Using AI to Transform Medical Research Landscape

(EDITOR’S NOTE: This story was originally published in the fall 2025 issue of the UB Medicine alumni magazine.)

By Dirk Hoffman

AI rapidly analyzes massive datasets — such as genomic data, clinical trial results, and electronic health records — to identify patterns and insights. Machine learning algorithms improve diagnostic accuracy in areas such as imaging and pathology.

AI models can also predict how compounds interact with biological targets, significantly speeding up drug discovery and reducing costs.

Ram Samudrala, PhD, professor of biomedical informatics and chief of the Division of Bioinformatics, has created the Computational Analysis of Novel Drug Opportunities (CANDO) platform to make drug discovery faster and less expensive while also being safe and effective.

CANDO has already led to the creation of innovative biotech startups like AmritX, Meditati and Mansarover Therapeutics, companies that are using the platform to develop treatments for non-small cell lung cancer, opioid use disorder and aging, respectively.

Traditional drug discovery often takes more than a decade to produce results. 

Samudrala wanted a smarter and faster way, so he created a platform that looks at how compounds affect the whole body, not just one protein.

“CANDO simulates how thousands of compounds interact with the human body at once — like running millions of experiments in seconds,” Samudrala says.

AI is at the heart of CANDO — using machine learning to analyze huge datasets of drug-protein interactions, predict new uses for existing drugs and design new ones with optimal properties.

“Think of AI in CANDO as the engine that sifts through the noise to find hidden patterns and connections that no human could easily spot,” Samudrala says.

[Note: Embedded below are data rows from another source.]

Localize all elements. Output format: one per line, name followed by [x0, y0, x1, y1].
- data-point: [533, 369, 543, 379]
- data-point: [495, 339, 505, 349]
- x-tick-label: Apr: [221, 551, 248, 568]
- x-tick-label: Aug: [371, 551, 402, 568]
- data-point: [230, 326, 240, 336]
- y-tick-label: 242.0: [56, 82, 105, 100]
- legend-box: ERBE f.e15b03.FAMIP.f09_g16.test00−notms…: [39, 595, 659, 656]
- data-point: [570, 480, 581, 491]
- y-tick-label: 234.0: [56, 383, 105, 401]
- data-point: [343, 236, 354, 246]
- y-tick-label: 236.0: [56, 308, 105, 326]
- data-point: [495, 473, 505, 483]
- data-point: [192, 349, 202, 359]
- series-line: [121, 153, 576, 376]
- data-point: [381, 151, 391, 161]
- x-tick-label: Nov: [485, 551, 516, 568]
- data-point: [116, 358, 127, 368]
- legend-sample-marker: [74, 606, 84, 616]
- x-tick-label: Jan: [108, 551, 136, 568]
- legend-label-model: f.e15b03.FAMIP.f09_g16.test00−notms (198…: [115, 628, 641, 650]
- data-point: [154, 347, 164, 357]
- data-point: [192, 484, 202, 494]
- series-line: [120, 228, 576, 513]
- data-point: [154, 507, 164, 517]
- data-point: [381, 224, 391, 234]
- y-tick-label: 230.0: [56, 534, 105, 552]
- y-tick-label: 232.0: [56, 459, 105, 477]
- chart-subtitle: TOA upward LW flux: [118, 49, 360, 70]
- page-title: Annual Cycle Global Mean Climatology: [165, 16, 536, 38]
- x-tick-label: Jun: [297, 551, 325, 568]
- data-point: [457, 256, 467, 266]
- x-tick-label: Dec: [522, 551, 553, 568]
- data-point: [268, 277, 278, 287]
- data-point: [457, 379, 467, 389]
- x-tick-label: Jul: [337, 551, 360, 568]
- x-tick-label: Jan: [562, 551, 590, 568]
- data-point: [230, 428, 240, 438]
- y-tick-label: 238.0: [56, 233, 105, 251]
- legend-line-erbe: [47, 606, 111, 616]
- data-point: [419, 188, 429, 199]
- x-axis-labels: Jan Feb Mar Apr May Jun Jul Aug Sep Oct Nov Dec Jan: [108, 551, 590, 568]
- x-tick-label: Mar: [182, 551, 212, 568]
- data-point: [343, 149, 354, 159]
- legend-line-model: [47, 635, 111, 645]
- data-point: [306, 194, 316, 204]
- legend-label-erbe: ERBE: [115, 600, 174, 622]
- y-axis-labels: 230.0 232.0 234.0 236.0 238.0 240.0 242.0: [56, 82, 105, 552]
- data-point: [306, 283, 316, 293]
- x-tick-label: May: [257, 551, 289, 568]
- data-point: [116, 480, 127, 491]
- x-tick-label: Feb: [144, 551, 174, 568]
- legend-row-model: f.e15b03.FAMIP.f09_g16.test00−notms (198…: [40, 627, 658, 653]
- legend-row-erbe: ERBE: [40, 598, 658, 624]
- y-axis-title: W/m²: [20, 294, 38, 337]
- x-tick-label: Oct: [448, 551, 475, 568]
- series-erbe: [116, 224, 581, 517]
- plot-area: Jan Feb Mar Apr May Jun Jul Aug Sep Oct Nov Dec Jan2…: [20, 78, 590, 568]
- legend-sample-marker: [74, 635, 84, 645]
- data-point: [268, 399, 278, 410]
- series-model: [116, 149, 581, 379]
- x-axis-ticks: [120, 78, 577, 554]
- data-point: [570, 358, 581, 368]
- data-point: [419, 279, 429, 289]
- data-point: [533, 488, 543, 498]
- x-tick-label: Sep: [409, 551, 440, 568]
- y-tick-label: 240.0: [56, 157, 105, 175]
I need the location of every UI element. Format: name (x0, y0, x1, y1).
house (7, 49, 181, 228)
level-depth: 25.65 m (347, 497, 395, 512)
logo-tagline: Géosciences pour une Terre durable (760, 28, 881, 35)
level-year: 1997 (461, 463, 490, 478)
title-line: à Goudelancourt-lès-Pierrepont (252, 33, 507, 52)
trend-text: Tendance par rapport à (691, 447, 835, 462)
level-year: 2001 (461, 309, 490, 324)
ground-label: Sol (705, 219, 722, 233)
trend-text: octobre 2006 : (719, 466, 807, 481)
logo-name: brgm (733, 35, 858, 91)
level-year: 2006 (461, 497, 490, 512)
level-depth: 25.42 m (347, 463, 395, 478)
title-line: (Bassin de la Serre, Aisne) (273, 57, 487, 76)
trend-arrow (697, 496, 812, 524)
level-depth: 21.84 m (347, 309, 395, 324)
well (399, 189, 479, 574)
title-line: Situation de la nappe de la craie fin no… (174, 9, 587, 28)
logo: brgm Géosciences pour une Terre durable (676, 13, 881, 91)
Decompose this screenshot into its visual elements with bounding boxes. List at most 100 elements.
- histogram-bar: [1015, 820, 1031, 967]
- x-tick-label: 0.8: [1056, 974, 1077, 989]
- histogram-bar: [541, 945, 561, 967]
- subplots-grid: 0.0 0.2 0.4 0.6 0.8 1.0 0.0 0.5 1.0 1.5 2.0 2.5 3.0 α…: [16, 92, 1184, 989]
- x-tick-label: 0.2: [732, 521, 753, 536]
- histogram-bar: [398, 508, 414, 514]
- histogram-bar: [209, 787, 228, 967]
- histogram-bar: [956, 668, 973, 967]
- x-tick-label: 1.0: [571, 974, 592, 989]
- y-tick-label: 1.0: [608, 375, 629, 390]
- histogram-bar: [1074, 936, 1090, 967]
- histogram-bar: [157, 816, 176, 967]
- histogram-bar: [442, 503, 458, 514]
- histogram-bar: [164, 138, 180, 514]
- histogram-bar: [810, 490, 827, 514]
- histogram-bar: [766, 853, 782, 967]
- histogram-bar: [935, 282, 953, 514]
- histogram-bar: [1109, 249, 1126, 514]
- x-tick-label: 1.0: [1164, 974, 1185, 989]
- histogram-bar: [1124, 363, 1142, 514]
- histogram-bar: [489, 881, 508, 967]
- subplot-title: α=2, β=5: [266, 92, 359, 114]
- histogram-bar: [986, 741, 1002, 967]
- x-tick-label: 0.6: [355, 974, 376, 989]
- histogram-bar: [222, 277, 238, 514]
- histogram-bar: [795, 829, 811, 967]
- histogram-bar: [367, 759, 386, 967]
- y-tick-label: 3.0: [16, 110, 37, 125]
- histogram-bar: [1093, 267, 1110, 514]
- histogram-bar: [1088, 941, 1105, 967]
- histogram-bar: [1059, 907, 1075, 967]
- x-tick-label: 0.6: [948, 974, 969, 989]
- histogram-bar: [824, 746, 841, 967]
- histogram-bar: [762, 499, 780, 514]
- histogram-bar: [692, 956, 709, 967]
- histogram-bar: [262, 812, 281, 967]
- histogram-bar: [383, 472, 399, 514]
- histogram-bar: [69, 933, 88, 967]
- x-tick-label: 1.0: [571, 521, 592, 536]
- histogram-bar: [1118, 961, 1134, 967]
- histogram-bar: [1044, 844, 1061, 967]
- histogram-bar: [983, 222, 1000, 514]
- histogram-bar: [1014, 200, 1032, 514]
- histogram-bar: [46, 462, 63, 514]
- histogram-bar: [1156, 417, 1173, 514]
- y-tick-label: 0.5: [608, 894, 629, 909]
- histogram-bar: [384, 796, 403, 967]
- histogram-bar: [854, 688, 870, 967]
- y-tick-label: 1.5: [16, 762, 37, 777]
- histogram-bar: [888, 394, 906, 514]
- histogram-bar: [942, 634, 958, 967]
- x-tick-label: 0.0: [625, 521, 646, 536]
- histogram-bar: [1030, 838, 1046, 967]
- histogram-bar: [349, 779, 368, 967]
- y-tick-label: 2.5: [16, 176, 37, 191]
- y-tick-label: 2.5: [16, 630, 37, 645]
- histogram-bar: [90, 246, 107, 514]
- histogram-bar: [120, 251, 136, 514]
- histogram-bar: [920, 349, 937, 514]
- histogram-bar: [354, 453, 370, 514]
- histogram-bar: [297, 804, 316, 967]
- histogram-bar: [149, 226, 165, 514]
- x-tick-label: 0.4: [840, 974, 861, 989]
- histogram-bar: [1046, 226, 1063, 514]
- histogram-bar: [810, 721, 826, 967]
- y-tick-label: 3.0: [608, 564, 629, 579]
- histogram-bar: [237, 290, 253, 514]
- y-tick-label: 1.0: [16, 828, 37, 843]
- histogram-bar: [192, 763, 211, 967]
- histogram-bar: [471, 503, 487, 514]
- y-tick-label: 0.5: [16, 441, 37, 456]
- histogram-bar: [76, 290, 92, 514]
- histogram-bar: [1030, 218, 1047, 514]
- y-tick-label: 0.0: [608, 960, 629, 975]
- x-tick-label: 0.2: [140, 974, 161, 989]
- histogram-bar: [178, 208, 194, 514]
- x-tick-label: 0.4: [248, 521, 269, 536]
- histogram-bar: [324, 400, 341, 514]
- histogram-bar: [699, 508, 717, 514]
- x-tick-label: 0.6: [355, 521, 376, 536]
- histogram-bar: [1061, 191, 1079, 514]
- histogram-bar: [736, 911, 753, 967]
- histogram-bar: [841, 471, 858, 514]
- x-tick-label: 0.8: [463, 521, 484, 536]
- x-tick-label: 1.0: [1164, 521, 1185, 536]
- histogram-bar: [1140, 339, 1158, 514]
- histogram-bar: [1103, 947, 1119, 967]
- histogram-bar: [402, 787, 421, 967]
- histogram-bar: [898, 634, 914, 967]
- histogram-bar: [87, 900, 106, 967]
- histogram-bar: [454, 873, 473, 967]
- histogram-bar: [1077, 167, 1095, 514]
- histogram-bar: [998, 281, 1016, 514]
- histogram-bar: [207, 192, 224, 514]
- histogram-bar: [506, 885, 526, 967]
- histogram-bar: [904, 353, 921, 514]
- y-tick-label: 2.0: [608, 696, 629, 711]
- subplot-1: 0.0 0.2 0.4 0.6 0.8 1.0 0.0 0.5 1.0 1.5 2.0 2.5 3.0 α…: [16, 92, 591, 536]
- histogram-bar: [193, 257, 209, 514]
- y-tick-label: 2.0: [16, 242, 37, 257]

Thomas D. Grant, PhD ’13, assistant professor of structural biology, is also interested in developing drugs faster, but with a focus on precision medicine to enable the drugs to be designed for individual patients based on their own DNA.

Grant’s latest National Institutes of Health funding is aimed at revolutionizing the way proteins are studied in their natural environment.

To accomplish this, Grant is employing a technique called SWAXS (small- and wide-angle X-ray scattering) in combination with computational AI tools.

Grant uses SWAXSFold, an AI model he developed using the computing capacity of Empire AI, the $500 million New York State-based research consortium advancing artificial intelligence for the public good.

Empire AI’s computing center, located at the University at Buffalo, is a major resource for the researchers.

“Empire AI is a big part of this, as we wouldn’t be able to do this level of computation without it,” Grant says.

Grant and his colleagues are also developing tools that will help researchers understand how disease-causing mutations change protein structure.

“If we can see exactly how a mutation alters a protein’s shape and function, we can design personalized therapies targeted to that specific change,” he says.